80% of innovation risk in architecture, engineering and construction is created at concept design. Not during delivery. Not at handover. At the beginning — when decisions feel provisional and reversible, and nobody is treating them as the constraints they are about to become.
Most AEC teams understand this abstractly. Very few have a structured response to it.
of innovation risk is created during concept design. The stage where teams are still thinking in principles. The stage where the scope of the problem hasn't been agreed. The stage where changing course costs almost nothing — and where most organisations skip validation entirely.
At concept design, teams make decisions about structure, systems, approach, and scope. These decisions feel early and tentative. In practice, they establish the constraints within which every later decision will be made.
The downstream teams who inherit those choices rarely know exactly what assumptions were made, or why. They build on them. They optimise within them. By the time a constraint surfaces as a problem, the cost of correcting it has multiplied several times over.
This is not a project management failure. It is a validation failure. The problem was created at the beginning, when there was still room to ask the right questions. No one asked them with sufficient rigour.
The honest answer is that concept design feels too early for process. There is nothing concrete enough to validate. The team is still generating. Introducing structure at this point looks like it would slow things down — and in a sector where time is always under pressure, slowing down is treated as a cost.
What organisations do not account for is the cost of the alternative. Late correction in AEC projects is expensive in ways that are difficult to budget for because they are not visible at the start. Rework hours. Redesign cycles. Value engineering that removes what was valuable. Submissions that require revision. Planning conditions that reflect a sustainability argument assembled in a hurry.
Structured validation at concept design is not a delay. It is the decision that prevents the delay that comes later.
The word "validation" carries a weight it does not need to carry. It suggests something formal, something external, something slow. At concept design, proportionate validation means something more specific: a structured process for asking the right questions before the window for asking them closes.
It means identifying which decisions are genuinely reversible and which ones only appear to be. It means making trade-offs visible to the people who need to see them. It means ensuring that the assumptions built into a concept are acknowledged as assumptions — not treated as settled facts — until there is evidence to settle them.
This does not require a month-long workshop. It requires a framework, a facilitator who understands the AEC context, and enough time to work through the critical choices before they calcify into constraints. The Innovation Validation Workshop is a three-hour structured intervention built precisely for this stage.

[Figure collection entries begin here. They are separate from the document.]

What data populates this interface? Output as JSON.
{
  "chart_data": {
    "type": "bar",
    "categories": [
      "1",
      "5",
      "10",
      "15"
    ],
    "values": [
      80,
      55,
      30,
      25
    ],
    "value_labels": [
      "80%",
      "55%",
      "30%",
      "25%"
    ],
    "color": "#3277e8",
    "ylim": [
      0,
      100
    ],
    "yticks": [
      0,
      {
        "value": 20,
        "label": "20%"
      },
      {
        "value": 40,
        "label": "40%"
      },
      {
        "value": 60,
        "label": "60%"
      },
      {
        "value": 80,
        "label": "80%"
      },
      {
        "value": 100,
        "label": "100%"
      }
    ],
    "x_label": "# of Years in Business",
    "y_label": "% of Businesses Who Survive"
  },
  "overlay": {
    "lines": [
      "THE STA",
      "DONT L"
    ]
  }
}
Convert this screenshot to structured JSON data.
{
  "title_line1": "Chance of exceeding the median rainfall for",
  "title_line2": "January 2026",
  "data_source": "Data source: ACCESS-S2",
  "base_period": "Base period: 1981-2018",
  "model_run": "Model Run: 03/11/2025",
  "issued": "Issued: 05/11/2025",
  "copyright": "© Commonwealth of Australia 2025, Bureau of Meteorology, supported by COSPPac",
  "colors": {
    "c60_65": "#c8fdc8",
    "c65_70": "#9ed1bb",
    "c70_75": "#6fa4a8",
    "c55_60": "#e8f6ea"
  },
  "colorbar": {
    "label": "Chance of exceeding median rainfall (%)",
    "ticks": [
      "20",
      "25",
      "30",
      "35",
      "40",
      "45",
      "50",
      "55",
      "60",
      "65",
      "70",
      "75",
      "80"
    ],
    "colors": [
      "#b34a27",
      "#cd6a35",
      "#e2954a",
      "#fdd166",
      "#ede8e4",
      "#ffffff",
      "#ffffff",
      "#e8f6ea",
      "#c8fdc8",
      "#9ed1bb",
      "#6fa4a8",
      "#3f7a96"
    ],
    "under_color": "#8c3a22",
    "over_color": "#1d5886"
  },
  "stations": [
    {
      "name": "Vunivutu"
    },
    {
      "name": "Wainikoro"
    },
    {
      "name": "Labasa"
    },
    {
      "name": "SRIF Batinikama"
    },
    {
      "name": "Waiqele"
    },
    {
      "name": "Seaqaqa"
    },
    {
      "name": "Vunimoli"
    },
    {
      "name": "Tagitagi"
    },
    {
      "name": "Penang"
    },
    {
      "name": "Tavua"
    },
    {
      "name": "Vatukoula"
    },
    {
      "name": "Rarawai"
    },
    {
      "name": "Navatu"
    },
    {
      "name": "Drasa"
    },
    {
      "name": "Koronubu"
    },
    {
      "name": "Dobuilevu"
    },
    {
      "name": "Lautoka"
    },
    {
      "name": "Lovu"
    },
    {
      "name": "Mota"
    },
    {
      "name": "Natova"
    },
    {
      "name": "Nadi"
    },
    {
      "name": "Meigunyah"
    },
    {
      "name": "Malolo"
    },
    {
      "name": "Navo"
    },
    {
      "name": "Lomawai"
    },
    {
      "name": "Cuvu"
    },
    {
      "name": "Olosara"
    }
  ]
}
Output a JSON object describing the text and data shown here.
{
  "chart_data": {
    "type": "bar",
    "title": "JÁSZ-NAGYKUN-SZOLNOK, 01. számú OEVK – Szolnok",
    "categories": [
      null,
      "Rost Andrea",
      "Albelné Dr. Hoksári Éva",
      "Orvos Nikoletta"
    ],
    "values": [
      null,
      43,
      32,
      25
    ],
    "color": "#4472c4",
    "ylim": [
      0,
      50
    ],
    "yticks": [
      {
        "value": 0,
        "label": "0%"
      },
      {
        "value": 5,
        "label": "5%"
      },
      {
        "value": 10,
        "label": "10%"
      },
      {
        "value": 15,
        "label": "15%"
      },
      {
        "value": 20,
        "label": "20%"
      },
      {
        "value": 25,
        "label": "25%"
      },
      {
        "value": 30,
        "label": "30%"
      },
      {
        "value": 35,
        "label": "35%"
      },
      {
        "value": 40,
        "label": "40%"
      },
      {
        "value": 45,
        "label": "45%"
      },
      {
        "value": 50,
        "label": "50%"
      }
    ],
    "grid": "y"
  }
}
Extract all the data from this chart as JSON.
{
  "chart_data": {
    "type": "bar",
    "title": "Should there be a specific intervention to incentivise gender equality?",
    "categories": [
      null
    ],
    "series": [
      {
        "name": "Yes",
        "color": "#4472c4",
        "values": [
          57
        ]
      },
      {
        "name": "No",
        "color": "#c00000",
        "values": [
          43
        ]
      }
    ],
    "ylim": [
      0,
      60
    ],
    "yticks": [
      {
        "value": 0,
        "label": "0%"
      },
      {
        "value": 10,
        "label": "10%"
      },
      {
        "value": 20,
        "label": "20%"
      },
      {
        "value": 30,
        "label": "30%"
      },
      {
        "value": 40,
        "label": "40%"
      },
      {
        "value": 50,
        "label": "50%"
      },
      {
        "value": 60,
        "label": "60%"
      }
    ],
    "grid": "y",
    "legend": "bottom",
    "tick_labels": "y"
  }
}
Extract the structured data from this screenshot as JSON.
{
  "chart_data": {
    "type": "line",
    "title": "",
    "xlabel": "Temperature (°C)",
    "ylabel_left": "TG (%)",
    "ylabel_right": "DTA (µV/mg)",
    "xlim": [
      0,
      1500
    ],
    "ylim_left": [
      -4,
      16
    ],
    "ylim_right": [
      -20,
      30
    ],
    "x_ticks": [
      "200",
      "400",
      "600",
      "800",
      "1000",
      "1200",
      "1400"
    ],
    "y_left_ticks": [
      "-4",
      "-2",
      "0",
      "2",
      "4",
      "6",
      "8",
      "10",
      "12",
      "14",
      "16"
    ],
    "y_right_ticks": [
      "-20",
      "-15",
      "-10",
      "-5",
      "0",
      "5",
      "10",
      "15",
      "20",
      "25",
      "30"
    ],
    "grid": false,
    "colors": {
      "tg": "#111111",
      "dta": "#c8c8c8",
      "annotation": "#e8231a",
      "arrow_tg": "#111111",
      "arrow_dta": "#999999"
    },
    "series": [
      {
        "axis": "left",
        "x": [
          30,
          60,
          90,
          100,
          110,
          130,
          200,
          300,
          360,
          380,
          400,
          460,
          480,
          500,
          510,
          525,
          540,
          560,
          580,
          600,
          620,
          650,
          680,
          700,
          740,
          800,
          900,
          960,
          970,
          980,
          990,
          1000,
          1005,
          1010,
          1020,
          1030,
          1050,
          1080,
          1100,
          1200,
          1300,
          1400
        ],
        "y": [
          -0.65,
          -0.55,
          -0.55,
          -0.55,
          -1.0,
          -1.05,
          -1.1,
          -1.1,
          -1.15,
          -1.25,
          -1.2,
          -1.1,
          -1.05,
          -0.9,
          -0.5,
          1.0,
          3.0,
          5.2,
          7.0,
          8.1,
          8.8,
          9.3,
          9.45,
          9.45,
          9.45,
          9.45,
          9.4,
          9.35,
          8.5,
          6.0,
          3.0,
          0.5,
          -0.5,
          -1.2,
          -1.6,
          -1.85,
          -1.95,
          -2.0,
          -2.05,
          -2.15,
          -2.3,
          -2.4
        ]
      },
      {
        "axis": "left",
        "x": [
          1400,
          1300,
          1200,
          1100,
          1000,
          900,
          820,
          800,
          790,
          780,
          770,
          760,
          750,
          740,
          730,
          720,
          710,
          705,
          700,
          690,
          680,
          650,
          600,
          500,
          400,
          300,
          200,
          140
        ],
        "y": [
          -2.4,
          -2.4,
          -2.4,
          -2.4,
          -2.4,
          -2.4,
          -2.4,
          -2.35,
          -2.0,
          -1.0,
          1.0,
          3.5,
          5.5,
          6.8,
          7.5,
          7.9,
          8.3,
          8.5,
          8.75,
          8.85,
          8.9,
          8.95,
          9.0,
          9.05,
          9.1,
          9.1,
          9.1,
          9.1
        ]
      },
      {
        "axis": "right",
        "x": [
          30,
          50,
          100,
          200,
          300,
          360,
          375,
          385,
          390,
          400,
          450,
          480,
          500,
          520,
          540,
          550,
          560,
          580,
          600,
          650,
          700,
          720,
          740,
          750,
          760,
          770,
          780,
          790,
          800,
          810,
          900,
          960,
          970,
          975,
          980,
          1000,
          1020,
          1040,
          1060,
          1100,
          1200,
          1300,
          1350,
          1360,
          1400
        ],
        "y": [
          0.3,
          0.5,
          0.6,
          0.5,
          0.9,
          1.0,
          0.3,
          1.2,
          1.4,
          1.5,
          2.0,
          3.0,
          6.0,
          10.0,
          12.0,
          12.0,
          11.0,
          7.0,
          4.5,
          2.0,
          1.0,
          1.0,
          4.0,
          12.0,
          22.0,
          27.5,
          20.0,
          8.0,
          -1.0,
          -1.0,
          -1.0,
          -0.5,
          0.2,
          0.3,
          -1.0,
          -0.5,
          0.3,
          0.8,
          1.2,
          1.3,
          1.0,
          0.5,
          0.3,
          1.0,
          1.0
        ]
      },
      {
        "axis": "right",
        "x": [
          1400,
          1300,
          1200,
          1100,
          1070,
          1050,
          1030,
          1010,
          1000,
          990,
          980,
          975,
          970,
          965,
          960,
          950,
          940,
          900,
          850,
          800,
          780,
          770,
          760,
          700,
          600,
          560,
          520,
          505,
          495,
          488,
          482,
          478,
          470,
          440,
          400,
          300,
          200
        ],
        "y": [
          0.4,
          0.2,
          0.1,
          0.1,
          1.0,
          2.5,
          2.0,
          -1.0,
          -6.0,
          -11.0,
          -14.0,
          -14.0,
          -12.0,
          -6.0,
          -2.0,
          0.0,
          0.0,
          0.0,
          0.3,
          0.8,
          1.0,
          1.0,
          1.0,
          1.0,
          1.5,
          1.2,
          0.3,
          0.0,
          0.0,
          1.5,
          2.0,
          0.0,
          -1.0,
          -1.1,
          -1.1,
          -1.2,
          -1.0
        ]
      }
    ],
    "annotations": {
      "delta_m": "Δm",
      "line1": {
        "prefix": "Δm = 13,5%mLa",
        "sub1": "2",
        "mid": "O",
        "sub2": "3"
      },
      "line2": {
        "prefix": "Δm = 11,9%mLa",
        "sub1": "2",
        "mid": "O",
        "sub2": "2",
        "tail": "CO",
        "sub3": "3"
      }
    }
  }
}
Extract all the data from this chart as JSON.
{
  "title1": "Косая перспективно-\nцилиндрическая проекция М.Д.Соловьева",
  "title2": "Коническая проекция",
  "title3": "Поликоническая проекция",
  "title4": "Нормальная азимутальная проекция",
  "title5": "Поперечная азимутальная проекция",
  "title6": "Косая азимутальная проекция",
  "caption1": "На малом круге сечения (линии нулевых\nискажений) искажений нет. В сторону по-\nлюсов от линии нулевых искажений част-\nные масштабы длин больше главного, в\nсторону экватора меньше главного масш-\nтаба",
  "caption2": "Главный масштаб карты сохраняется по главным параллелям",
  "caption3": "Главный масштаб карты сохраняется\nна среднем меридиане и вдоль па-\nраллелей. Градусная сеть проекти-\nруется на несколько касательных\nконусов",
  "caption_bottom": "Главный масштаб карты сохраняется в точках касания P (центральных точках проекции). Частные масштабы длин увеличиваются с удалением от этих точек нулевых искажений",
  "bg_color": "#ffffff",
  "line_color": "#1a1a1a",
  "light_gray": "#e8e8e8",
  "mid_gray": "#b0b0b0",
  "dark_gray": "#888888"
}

If the challenge is broader than one project — if the pattern repeats across the organisation and concept design risk is a systemic issue — innovation advisory addresses it at the practice level. The goal is not to add governance. It is to embed the kind of thinking that makes governance unnecessary.
AEC projects carry a specific form of concept design risk that general innovation frameworks do not adequately address. Planning policy creates a hard external constraint. Sustainability requirements, transport assessments, heritage considerations, environmental impact — these are not preferences that can be negotiated late. They are conditions that either get built into the concept or get discovered as problems during application.
The organisations that navigate this well have a structured approach to the concept design stage. They know which compliance questions need an answer before design development begins. They make those questions part of the validation process, not an afterthought at the tail end of it.
If you are working on London planning submissions, the sustainability argument is among the earliest formal outputs — and it reflects decisions made at concept design. Getting it right is easier before those decisions have been made than after.